Slow and steady hope for near-extinct Bangladesh tortoises

Newly hatched tortoises take their first steps at a Bangladesh conservation park, their feet barely visible under hard shells that carry the weight of the species on their backs.

These tiny newborns – 41 in all – belong to a species thought to have gone extinct in the country until seven years ago, when they were rediscovered by conservationists with the help of locals in the southeastern Chittagong hills.

Once abundant across dense tropical forests in Bangladesh, Myanmar and Thailand, the population of Asian forest tortoises has fallen sharply after widespread habitat destruction and rampant poaching.

With their local population estimated at less than 50 before the recent births, wildlife experts and forestry officials have worked hard to boost their numbers.

Two years ago they brought two male and five female adults to a forest reserve north of the capital Dhaka in an effort to breed them in captivity.

To their delight, the appropriately named Casanova, around 15 years old, and Big Boy, aged between 50 and 100, mated with four females giving birth to 46 babies.

Critically endangered

The 41 to have survived are growing at a “healthy pace”, conservationist Shahriar Caesar Rahman said.

“It is a huge achievement because without this intervention they would have gone extinct from the country,” Rahman said. “We are giving them a realistic chance now for them to get back from the brink. And we hope that in future they will survive and thrive in Bangladesh.”

Across the region, the population of Asian forest tortoises has plummeted by at least 80 per cent in the past 135 years and the species is critically endangered, according to the International Union for Conservation of Nature.

Environmentalists say the success of the breeding programme is no guarantee the species will survive once the newborns are released back into the wild.

Logging and slash-and-burn agriculture are eating into their natural habitat, Rahman says.

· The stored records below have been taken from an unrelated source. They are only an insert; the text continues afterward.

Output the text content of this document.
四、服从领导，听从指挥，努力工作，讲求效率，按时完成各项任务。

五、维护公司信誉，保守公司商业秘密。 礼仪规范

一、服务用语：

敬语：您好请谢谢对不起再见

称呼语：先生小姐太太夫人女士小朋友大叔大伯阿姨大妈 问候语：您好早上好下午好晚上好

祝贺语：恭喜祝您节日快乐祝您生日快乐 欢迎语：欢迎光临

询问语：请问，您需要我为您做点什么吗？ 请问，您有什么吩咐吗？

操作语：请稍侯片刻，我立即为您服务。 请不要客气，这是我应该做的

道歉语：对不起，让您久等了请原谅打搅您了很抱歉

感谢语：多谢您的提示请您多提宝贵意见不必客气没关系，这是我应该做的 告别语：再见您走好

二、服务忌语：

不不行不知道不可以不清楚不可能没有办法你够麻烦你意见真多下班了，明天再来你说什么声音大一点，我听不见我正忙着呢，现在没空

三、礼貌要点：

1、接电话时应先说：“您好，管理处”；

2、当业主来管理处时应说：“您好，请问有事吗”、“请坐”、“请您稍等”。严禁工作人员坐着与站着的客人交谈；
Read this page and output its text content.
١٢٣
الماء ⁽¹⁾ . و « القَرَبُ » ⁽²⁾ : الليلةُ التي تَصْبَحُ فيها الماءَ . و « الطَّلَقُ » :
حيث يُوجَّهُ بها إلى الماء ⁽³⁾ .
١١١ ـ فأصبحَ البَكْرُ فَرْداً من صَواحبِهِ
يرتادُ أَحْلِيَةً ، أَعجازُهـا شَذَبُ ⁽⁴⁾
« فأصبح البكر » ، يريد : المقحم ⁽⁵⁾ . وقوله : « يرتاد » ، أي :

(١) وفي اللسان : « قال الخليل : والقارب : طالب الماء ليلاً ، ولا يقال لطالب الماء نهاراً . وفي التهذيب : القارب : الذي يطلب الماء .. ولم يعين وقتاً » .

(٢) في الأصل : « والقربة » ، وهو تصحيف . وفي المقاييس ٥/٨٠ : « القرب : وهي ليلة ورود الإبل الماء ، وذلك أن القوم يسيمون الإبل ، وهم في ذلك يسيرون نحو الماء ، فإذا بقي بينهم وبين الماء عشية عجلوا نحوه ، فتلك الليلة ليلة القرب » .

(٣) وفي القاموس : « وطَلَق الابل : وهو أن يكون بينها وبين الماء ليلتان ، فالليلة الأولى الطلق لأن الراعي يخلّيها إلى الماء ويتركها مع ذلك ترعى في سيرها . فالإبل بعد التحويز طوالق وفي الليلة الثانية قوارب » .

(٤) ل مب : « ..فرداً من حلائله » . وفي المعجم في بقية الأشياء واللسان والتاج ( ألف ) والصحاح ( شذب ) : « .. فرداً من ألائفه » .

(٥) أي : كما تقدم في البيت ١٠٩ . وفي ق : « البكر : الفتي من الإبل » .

The human population in the lush Chittagong hills has soared, with the area’s tribal minority groups pushed further into the jungle by the encroachment of settlers from elsewhere in Bangladesh.

Hills have been stripped bare of vegetation for new roads and development, and the tortoises are also popular in tribal cuisine.

World Bank conservationist Ishtiak Sobhan said environmental activists are working to encourage the indigenous population to cut tortoise meat from their diets.

Some tribespeople are also being trained to rescue the animals from poachers, with around two to three saved each year.

Meanwhile, a decades-long local insurgency has hampered efforts by authorities to protect the wild creatures and other endangered animals in the forest.

Senior forest department official Imran Ahmed said the government will roll out new projects to conserve the fauna in the hilly area.

“Our plan is now to involve the local tribal people to conserve these rare animals. We want to co-manage the project with them. I think that’ll bring sustainable success,” Ahmed said.